Great question, Jen. I think there were two factors at work. First, some conservative Christians really did believe there was a war on their religion and on Christmas in particular -- a war waged by secular liberals. But where did they get that idea? From cable TV, mostly. Bill led the crusade and a chunk of his audience followed. Which leads us into your question about a concocted grievance. Never underestimate the power of ratings. I think once the issue caught on, some Fox News hosts weren't going to let a good crisis go to waste, if you know what I mean.
Why do Republicans & the GOP offer the American people a false choice between the extremes of pure socialism & pure capitalism, when every Western democracy --including the US-- has chosen a position in the socialism-capitalism spectrum far from either extreme? -- PolyG.
Excellent point. Because those who do that are either not as smart as you -- and I sincerely mean that -- or they're playing to their constituents who they feel they can rile up with extreme arguments. Nuance doesn't always play well.
A friend of mine recently made the point that while conservatives have gotten some things they've wanted from Trump that they NEVER would have gotten from President Hillary, we'd have actually had smaller budget deficits over the past 3 years if she had won.
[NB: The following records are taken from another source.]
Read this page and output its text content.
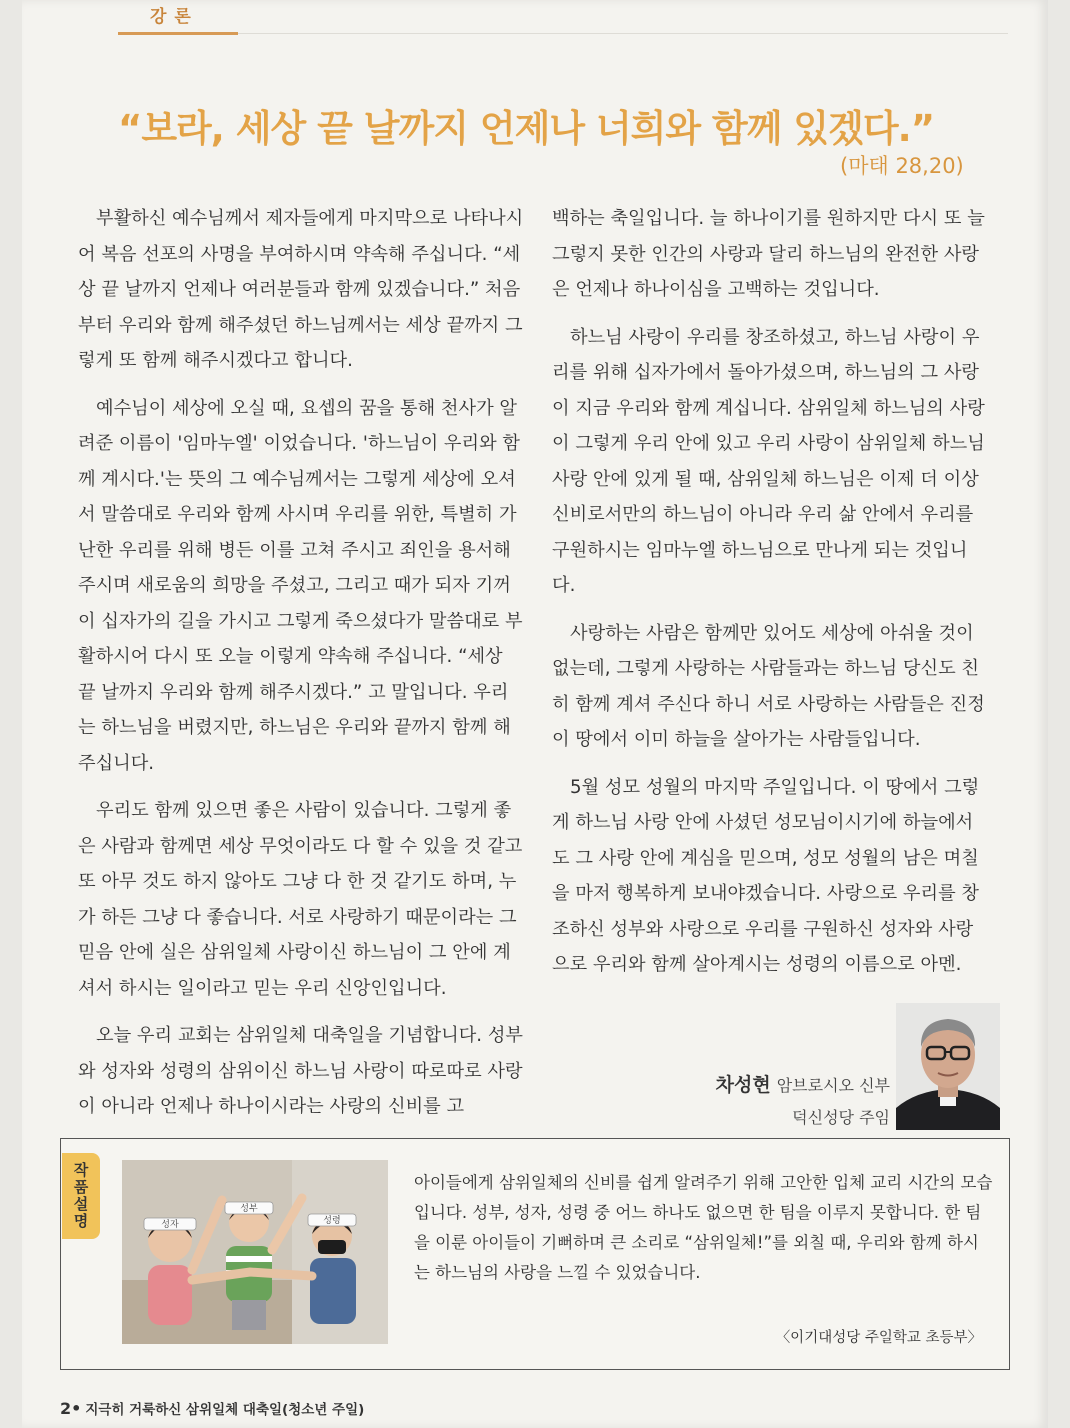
강론
“보라, 세상 끝 날까지 언제나 너희와 함께 있겠다.”
(마태 28,20)

부활하신 예수님께서 제자들에게 마지막으로 나타나시어 복음 선포의 사명을 부여하시며 약속해 주십니다. “세상 끝 날까지 언제나 여러분들과 함께 있겠습니다.” 처음부터 우리와 함께 해주셨던 하느님께서는 세상 끝까지 그렇게 또 함께 해주시겠다고 합니다.

예수님이 세상에 오실 때, 요셉의 꿈을 통해 천사가 알려준 이름이 '임마누엘' 이었습니다. '하느님이 우리와 함께 계시다.'는 뜻의 그 예수님께서는 그렇게 세상에 오셔서 말씀대로 우리와 함께 사시며 우리를 위한, 특별히 가난한 우리를 위해 병든 이를 고쳐 주시고 죄인을 용서해 주시며 새로움의 희망을 주셨고, 그리고 때가 되자 기꺼이 십자가의 길을 가시고 그렇게 죽으셨다가 말씀대로 부활하시어 다시 또 오늘 이렇게 약속해 주십니다. “세상 끝 날까지 우리와 함께 해주시겠다.” 고 말입니다. 우리는 하느님을 버렸지만, 하느님은 우리와 끝까지 함께 해주십니다.

우리도 함께 있으면 좋은 사람이 있습니다. 그렇게 좋은 사람과 함께면 세상 무엇이라도 다 할 수 있을 것 같고 또 아무 것도 하지 않아도 그냥 다 한 것 같기도 하며, 누가 하든 그냥 다 좋습니다. 서로 사랑하기 때문이라는 그 믿음 안에 실은 삼위일체 사랑이신 하느님이 그 안에 계셔서 하시는 일이라고 믿는 우리 신앙인입니다.

오늘 우리 교회는 삼위일체 대축일을 기념합니다. 성부와 성자와 성령의 삼위이신 하느님 사랑이 따로따로 사랑이 아니라 언제나 하나이시라는 사랑의 신비를 고

백하는 축일입니다. 늘 하나이기를 원하지만 다시 또 늘 그렇지 못한 인간의 사랑과 달리 하느님의 완전한 사랑은 언제나 하나이심을 고백하는 것입니다.

하느님 사랑이 우리를 창조하셨고, 하느님 사랑이 우리를 위해 십자가에서 돌아가셨으며, 하느님의 그 사랑이 지금 우리와 함께 계십니다. 삼위일체 하느님의 사랑이 그렇게 우리 안에 있고 우리 사랑이 삼위일체 하느님 사랑 안에 있게 될 때, 삼위일체 하느님은 이제 더 이상 신비로서만의 하느님이 아니라 우리 삶 안에서 우리를 구원하시는 임마누엘 하느님으로 만나게 되는 것입니다.

사랑하는 사람은 함께만 있어도 세상에 아쉬울 것이 없는데, 그렇게 사랑하는 사람들과는 하느님 당신도 친히 함께 계셔 주신다 하니 서로 사랑하는 사람들은 진정 이 땅에서 이미 하늘을 살아가는 사람들입니다.

5월 성모 성월의 마지막 주일입니다. 이 땅에서 그렇게 하느님 사랑 안에 사셨던 성모님이시기에 하늘에서도 그 사랑 안에 계심을 믿으며, 성모 성월의 남은 며칠을 마저 행복하게 보내야겠습니다. 사랑으로 우리를 창조하신 성부와 사랑으로 우리를 구원하신 성자와 사랑으로 우리와 함께 살아계시는 성령의 이름으로 아멘.

차성현 암브로시오 신부
덕신성당 주임
작품설명	성자
성부
성령
아이들에게 삼위일체의 신비를 쉽게 알려주기 위해 고안한 입체 교리 시간의 모습입니다. 성부, 성자, 성령 중 어느 하나도 없으면 한 팀을 이루지 못합니다. 한 팀을 이룬 아이들이 기뻐하며 큰 소리로 “삼위일체!”를 외칠 때, 우리와 함께 하시는 하느님의 사랑을 느낄 수 있었습니다.
〈이기대성당 주일학교 초등부〉
2• 지극히 거룩하신 삼위일체 대축일(청소년 주일)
His logic is that with a Democrat in the White House, the Republican base would have still cared about fiscal responsibility, and so they would have pressured Republicans in congress to better contain spending (something they refuse to do with Trump). What are you thoughts? -- Dennis B.
Your friend may be on to something. President Trump certainly isn't keeping a lid on spending -- and his GOP buddies aren't forcing him to. But, as your pal suggests, if Hillary were running the show, the GOP would be a lot tougher on spending. Holding the other team responsible for all sorts of things is a lot easier than holding your own team responsible. That said, neither side is worried enough about the national debt -- a crisis at least as important as climate change, in my opinion.
Related to last week's Off the Cuff, what do you think of the Trump campaign making the decision to stop credentialing Bloomberg News reporters for rallies or campaign events (because they won't be investigating Michael Bloomberg or other Dem candidates) -- Gary N.
Petty and unnecessary, though I think Bloomberg News should behave like a news organization and investigate all the candidates, including their boss.
Mr.G, With all due respect, I’m guessing you might have a slight advantage on me in remembering The 60’s. Are these current times where we see The Left pushing such radical and immediate change in our society much different today in your opinion? Or is it just the topics have changed from Peace, Love & Drugs to No accountability, Free Stuff & Drugs ? -- ScottyG
I've actually thought about this for some time now, Scotty. I think the main difference between the 60s and now is that back then the nation was polarized pretty much over one issue -- the war in Vietnam. Now, we're polarized over just about everything. I think the divisiveness is worse today ... and one of the biggest problems facing our nation.